No longer can we teach and kids not learn. We are in a customized learning revolution. By using a virtual school kids are reinventing themselves online. They don't have to be a class clown, afraid to ask a question and avoiding peer pressure. Many special needs kids never need assistance because they are able to be engaged and meet their own needs.

New game called Conspiracy Code teaches American History. Students will play as characters living in new future and bad guy is trying to take over world by altering history. There are clues where you have to find the piece of history that is attempting to be corrupted. Every student has to find truth from fiction about history. It's very engaging. Kids had a say in the names of the characters, how they are dressed and how they talk. In the last 6 months since they have released this in Florida Virtual School they have had amazing positive feedback.

The future is virtual...


vicky banks said...

very informative! I loved the video of the men with the book, I can relate!

KK Cherney said...

I know you loved this session.
I have been involved with Florida Virtual Schools for a long time. UM..let me, I can't believe it. I have been working with homeschool students that have attended this great school for 8 years.
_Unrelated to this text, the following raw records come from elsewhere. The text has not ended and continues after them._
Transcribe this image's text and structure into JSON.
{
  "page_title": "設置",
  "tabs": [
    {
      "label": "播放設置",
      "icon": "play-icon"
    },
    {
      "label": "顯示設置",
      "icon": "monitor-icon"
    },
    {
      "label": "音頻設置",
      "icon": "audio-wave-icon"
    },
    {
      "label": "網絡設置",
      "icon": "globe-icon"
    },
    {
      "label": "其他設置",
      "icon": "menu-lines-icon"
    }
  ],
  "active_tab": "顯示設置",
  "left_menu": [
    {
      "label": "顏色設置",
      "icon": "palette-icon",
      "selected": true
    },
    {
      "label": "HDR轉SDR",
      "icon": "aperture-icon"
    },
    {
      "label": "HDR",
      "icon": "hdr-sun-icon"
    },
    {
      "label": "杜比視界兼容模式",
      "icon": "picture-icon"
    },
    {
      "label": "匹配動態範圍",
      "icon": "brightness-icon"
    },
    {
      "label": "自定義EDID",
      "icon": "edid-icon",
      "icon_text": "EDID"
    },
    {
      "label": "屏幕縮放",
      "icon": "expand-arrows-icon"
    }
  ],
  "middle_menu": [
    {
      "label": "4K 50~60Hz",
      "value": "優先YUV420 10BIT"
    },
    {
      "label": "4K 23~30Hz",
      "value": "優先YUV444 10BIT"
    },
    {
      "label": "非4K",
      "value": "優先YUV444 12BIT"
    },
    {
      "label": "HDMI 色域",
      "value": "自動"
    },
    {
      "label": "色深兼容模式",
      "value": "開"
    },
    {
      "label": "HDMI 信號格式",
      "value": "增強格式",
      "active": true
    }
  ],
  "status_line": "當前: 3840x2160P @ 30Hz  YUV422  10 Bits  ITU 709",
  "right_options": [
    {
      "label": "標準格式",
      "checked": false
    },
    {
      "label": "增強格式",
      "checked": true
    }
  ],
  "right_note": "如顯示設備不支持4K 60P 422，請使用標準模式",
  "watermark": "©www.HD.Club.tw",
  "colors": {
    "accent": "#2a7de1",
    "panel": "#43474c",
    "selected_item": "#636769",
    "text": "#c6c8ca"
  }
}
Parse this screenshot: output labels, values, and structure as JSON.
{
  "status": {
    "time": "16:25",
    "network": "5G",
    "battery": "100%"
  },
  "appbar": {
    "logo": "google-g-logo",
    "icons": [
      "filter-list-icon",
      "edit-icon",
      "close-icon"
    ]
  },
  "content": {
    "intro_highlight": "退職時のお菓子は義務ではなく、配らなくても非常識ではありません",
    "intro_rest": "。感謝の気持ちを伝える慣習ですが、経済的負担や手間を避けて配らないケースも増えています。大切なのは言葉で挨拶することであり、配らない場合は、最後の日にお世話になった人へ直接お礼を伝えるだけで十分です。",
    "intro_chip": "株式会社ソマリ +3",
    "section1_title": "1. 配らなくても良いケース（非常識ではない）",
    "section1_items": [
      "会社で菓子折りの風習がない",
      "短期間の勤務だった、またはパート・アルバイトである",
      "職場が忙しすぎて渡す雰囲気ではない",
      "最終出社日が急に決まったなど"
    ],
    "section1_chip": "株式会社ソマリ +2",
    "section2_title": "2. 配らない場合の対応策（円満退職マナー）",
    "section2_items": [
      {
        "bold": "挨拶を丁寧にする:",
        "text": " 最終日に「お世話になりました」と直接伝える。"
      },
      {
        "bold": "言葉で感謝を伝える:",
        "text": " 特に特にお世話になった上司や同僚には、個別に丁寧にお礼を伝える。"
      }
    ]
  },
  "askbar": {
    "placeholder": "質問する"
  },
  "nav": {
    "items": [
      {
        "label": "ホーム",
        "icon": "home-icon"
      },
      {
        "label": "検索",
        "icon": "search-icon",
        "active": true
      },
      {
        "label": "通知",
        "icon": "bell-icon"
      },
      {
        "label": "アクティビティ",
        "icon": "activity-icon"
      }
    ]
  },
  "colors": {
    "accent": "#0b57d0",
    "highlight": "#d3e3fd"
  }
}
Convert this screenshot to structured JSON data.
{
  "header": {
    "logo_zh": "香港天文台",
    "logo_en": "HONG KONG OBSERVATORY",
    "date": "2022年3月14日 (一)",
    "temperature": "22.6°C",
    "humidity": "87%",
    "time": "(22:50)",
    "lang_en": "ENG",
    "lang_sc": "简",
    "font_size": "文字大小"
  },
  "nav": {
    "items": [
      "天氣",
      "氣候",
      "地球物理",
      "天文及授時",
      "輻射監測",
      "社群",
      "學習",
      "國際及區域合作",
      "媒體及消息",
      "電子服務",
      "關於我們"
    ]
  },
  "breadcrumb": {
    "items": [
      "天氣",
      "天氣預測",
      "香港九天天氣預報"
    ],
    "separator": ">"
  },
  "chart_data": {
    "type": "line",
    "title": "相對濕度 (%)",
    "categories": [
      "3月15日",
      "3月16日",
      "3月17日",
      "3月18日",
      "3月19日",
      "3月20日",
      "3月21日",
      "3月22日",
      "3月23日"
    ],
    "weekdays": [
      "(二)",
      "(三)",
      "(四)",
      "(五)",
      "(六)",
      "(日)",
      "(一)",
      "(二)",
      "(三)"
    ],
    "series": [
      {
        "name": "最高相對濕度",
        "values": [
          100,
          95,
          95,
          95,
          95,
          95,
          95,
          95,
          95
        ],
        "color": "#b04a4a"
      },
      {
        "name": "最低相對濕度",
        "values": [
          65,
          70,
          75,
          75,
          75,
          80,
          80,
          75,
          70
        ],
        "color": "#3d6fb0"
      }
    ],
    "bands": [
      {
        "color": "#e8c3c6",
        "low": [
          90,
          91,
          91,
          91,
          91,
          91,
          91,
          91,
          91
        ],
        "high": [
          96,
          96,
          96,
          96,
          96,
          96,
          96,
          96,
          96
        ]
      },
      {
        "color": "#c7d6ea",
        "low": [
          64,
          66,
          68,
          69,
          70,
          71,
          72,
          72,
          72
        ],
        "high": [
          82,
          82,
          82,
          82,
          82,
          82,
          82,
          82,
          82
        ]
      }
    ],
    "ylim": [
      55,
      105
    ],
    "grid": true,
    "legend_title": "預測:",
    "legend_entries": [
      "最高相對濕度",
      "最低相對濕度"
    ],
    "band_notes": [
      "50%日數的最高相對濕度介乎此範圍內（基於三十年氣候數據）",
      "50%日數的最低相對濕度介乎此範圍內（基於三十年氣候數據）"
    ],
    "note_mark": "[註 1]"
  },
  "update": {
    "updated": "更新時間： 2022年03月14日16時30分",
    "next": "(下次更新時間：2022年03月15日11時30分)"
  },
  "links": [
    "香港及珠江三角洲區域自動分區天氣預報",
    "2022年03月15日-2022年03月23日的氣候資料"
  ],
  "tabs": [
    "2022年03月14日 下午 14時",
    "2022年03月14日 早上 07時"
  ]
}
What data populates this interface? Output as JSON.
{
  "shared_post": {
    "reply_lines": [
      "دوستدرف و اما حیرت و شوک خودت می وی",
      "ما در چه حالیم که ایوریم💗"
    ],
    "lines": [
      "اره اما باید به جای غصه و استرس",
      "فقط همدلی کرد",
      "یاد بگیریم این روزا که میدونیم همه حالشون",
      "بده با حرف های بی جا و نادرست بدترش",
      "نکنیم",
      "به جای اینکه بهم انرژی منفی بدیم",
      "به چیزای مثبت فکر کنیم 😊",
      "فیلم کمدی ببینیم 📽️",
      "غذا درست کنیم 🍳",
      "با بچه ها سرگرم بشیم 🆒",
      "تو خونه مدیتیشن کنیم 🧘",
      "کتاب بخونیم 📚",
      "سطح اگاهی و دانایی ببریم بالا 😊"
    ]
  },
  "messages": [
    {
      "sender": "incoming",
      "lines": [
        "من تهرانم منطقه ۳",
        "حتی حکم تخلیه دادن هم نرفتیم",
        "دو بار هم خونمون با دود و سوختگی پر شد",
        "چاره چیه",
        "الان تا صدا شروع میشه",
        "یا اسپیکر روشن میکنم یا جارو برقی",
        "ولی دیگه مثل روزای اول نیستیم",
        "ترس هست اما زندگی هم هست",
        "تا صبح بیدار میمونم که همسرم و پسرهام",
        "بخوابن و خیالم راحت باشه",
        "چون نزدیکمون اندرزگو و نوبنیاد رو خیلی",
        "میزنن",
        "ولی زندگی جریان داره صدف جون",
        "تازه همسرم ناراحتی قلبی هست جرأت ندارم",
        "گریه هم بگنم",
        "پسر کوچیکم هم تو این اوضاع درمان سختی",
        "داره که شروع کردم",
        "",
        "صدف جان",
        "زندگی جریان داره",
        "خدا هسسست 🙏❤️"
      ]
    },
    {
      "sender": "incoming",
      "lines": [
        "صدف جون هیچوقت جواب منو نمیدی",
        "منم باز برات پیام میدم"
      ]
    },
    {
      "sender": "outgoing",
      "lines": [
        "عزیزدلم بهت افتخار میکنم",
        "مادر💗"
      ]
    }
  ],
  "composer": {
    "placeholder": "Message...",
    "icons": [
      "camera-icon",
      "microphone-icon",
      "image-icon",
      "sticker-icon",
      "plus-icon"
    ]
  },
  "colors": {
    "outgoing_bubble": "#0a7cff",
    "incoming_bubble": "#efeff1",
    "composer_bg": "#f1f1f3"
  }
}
One of the best courses is the Marine Biology course. The instructors are actually working in Sea World. Wow, talk about real-life application.
To the future...

dayle timmons said...

I can look at my own first graders right now and identify a couple that I think might be better educated at the Florida Virtual School because they need such individualization. It is so diificult to provide that type individualization in our current education framework, both because of the lask of appropriate technology and because of our own lack of knowledge. Somehow there must be a way to mesh what the Florida Virtual School has unleashed with education as we know it so that we cn really make a difference...

Patricia Wallace said...

The 'stored text' clip is classic. There are many times that I take for granted that not everyone gets technology even if it has been around for quite some time. With newer technologies becoming available and eventually becoming mainstrea, there are many still lagging in even trying to learn. I truly admired the patience and compassion of the 'help desk'. We remember to do so with our students, but sometimes we need a little reminder to do the same with our colleagues, especially if they are making the attempt to learn. And to those willing to put themselves out there and take the risk to ask for help when needed, I admire their courage even more.

Melissa Ross said...

We hardly teach a lesson anymore without some sort of technology. The kids even use my iphone to get the daily temperature for Calendar Math. I love, love, love to see everything heading in the virtual direction.
I can't wait to see virtual schools become more developed - especially as I am looking into getting my masters.

Jerry Green said...

When I think about K-12 online learning, I think Julie Young. We as Floridians should be so proud of the work that she and her team have done over the past 12 years (I think she said 12) on behalf of the state of Florida. Florida Virtual School put FL education on the map for a positive reason for once. As an educator, I'm proud, I gloat, I'm in awe as my kids have taken FLVS courses. If you have kids and they haven't experienced FLVS, do it now. I have restructured my teaching and my practices based on my kids' experiences with FLVS. I have heard Julie speak a few times before at FETC. Her passion for kids is real. Her expectations for her staff are extremely high and her teachers rarely leave once they are lucky enough to be hired. Obviously I'm a fan. This presentation lived up to expecations once again.